VS Code 1.125 Is Here: A Smarter Browser, Better Extension Updates, and More Copilot Control 🚀
Ever updated VS Code, opened a dozen tabs to figure out "wait, what actually changed?", and given up halfway through? Yeah, me too.
VS Code 1.125 landed on June 17, 2026, and this time the changelog is actually worth your coffee break. There's a browser built right into your editor that can now search the web and reach into remote machines, you finally get to decide when your extensions update instead of being surprised mid-debug session, and IT admins get a much easier way to roll out Copilot settings across a whole company.
Let's break down what's new, why it matters, and how to actually use it. 👀
What Is VS Code 1.125?
If you're new here: Visual Studio Code is the free code editor made by Microsoft that most developers use every single day. Think of it like your workshop — it's where you write code, fix bugs, and build whatever you're working on.
Every few weeks, the VS Code team ships an update. Sometimes it's small polish, sometimes it's a feature that changes your daily workflow. Version 1.125 is one of the bigger ones, with real improvements to the agent experience, the language model picker, the integrated browser, and how extensions update themselves.
Think of it like your phone getting a software update — except instead of just fixing battery drain, it sometimes hands you a whole new tool you didn't know you needed.
Why This Update Matters
A code editor isn't just where you type. It's where you search docs, test APIs, debug remote servers, manage extensions, and (if you're on a team) follow company policy without it getting in your way.
1.125 touches all of that:
- You can now search the web directly inside VS Code's browser instead of alt-tabbing to Chrome fifty times a day.
- You get control over when extensions update, so a risky update doesn't drop in the middle of a live demo.
- Teams using Copilot get centralized policy management, which makes life easier for admins and more predictable for developers.
None of this is flashy AI magic. It's the kind of "small friction removed" update that quietly makes your day smoother — and those add up.
Benefits with Real-Life Examples 💡
1. Web search right in the integrated browser
Setting: workbench.browser.searchEngine
You can now type a query straight into the integrated browser's address bar, and it searches using your configured search engine — just like a normal browser tab.

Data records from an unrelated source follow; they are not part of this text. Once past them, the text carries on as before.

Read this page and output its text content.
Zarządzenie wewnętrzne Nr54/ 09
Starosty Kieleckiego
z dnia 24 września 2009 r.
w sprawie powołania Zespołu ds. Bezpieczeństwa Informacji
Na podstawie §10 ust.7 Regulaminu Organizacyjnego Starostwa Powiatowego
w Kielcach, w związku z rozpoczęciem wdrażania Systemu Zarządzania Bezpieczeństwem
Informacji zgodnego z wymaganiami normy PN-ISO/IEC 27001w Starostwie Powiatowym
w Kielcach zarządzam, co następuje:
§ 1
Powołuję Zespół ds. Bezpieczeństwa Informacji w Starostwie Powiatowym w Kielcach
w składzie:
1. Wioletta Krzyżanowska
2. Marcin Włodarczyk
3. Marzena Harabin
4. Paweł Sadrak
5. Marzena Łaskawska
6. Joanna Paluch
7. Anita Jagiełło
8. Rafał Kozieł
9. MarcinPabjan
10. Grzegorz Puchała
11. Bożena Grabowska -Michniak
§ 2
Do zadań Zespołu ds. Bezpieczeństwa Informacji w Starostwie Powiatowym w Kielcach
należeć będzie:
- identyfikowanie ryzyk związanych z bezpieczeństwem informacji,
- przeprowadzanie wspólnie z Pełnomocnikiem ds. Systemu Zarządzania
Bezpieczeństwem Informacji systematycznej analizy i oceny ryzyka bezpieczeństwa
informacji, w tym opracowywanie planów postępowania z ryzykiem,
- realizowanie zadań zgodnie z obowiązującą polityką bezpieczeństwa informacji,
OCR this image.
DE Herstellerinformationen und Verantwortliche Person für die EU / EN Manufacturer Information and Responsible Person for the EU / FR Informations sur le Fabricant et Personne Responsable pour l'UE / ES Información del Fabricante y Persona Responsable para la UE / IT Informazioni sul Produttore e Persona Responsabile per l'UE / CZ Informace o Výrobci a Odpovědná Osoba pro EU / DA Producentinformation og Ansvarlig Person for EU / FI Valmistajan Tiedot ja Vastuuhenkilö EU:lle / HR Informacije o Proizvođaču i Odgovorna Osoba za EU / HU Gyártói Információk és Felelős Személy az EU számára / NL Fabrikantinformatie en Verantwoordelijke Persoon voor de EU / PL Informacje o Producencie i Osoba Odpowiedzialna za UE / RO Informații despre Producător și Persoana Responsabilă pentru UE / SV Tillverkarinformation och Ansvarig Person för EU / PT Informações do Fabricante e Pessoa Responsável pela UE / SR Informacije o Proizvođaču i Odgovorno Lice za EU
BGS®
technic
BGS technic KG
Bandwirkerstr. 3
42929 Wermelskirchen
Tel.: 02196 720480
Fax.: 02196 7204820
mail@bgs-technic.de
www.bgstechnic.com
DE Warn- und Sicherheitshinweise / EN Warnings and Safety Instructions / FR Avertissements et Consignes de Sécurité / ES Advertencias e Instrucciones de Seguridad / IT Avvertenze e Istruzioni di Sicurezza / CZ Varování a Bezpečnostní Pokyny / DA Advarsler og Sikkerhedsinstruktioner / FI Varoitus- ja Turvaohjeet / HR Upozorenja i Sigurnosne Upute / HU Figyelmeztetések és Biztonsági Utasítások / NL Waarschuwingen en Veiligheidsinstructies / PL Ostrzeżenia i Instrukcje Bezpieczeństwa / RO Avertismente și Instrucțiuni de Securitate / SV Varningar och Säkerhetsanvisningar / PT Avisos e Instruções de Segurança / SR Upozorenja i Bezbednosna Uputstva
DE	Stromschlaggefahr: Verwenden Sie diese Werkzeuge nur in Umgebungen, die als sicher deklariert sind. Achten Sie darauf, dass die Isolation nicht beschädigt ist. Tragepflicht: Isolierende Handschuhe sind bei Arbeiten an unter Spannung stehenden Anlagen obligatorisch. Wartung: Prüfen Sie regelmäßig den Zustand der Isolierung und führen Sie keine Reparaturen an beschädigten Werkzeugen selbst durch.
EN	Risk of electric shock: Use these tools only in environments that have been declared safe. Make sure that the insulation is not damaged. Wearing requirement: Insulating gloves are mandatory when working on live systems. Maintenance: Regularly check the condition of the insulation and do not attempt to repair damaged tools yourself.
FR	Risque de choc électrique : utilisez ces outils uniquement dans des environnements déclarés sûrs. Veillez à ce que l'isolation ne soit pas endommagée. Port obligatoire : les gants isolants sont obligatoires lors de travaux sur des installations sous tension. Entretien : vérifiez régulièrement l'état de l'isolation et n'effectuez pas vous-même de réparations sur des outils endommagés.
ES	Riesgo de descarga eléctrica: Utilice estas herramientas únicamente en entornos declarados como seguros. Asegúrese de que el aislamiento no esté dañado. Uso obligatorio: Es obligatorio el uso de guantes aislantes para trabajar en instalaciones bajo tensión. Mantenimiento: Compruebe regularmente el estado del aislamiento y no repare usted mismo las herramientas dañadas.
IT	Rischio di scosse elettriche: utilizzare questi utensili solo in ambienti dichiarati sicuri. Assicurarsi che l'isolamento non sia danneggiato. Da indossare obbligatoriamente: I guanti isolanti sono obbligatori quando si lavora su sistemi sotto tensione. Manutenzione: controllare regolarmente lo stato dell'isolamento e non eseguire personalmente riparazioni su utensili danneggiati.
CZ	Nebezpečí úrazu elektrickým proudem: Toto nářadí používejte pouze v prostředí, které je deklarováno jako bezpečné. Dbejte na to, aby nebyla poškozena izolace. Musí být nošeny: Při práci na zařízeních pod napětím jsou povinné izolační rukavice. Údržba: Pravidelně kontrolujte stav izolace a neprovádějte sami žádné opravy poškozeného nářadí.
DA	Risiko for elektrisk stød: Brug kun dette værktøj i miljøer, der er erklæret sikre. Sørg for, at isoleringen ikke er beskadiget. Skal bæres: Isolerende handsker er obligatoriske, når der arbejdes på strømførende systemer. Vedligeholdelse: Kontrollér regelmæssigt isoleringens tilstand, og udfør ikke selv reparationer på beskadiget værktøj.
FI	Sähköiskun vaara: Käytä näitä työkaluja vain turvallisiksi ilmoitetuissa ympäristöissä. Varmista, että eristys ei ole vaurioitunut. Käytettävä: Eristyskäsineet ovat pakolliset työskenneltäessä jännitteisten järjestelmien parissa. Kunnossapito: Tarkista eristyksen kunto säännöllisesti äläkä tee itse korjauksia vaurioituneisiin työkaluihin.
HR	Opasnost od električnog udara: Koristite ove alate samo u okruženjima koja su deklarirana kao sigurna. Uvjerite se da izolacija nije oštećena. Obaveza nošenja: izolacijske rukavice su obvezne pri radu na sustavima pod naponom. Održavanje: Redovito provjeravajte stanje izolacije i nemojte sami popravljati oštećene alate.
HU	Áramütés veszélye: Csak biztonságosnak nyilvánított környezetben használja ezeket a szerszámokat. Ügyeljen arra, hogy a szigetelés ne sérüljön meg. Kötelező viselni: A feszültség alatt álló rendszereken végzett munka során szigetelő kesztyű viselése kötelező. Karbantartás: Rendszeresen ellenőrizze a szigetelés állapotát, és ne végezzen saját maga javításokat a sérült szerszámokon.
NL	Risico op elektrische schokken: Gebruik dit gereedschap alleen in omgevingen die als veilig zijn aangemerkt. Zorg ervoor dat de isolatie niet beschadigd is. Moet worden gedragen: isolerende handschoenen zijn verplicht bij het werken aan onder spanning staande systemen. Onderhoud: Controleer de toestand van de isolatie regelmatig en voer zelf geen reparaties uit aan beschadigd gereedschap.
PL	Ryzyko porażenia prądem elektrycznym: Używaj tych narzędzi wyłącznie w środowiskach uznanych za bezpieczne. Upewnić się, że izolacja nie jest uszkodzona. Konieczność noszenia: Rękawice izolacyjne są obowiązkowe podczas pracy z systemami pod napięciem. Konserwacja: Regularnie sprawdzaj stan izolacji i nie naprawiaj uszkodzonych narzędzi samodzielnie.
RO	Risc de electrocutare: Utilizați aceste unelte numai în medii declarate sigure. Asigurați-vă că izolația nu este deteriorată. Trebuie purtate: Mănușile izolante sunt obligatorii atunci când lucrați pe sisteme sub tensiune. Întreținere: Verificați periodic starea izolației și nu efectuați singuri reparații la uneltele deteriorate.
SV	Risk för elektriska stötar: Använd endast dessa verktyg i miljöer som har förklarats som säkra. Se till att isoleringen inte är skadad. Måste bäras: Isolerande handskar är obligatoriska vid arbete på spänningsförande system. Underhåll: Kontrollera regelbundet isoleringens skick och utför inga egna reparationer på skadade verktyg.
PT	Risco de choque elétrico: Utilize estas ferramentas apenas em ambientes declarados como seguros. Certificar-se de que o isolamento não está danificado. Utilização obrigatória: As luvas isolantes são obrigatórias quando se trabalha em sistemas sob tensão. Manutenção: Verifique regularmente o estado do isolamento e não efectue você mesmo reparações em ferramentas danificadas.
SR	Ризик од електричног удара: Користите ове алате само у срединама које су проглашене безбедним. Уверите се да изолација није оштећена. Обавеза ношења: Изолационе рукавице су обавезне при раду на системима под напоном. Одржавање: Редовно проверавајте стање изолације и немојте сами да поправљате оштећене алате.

Real-life example: You're deep in a function, need to quickly check a Stack Overflow answer or MDN doc, and instead of switching windows and losing your train of thought, you just search right there in VS Code. Small thing, but it keeps you "in the zone."
2. Browse over remote connections (Preview)
Setting: workbench.browser.enableRemoteProxy
When you're working in a remote workspace (like a dev container or remote SSH server), the integrated browser can now proxy your web traffic through that remote connection. That means you can securely reach ports or internal services that are only visible from the remote machine.
Real-life example: You're running a local dashboard on a remote dev server at port 5000. Normally that's invisible to your laptop's browser. Now, with this preview setting on, VS Code can reach it directly. It's still labeled "preview," so expect a few rough edges — but it solves a genuinely annoying problem.
3. Better port handling for agents
If you've forwarded a port in a remote workspace, agents previously could fumble trying to open the browser because the port number didn't match. Now, when an agent requests a forwarded port, VS Code rewrites the URL automatically and lets the agent know. Less confusion, fewer "why isn't this loading" moments.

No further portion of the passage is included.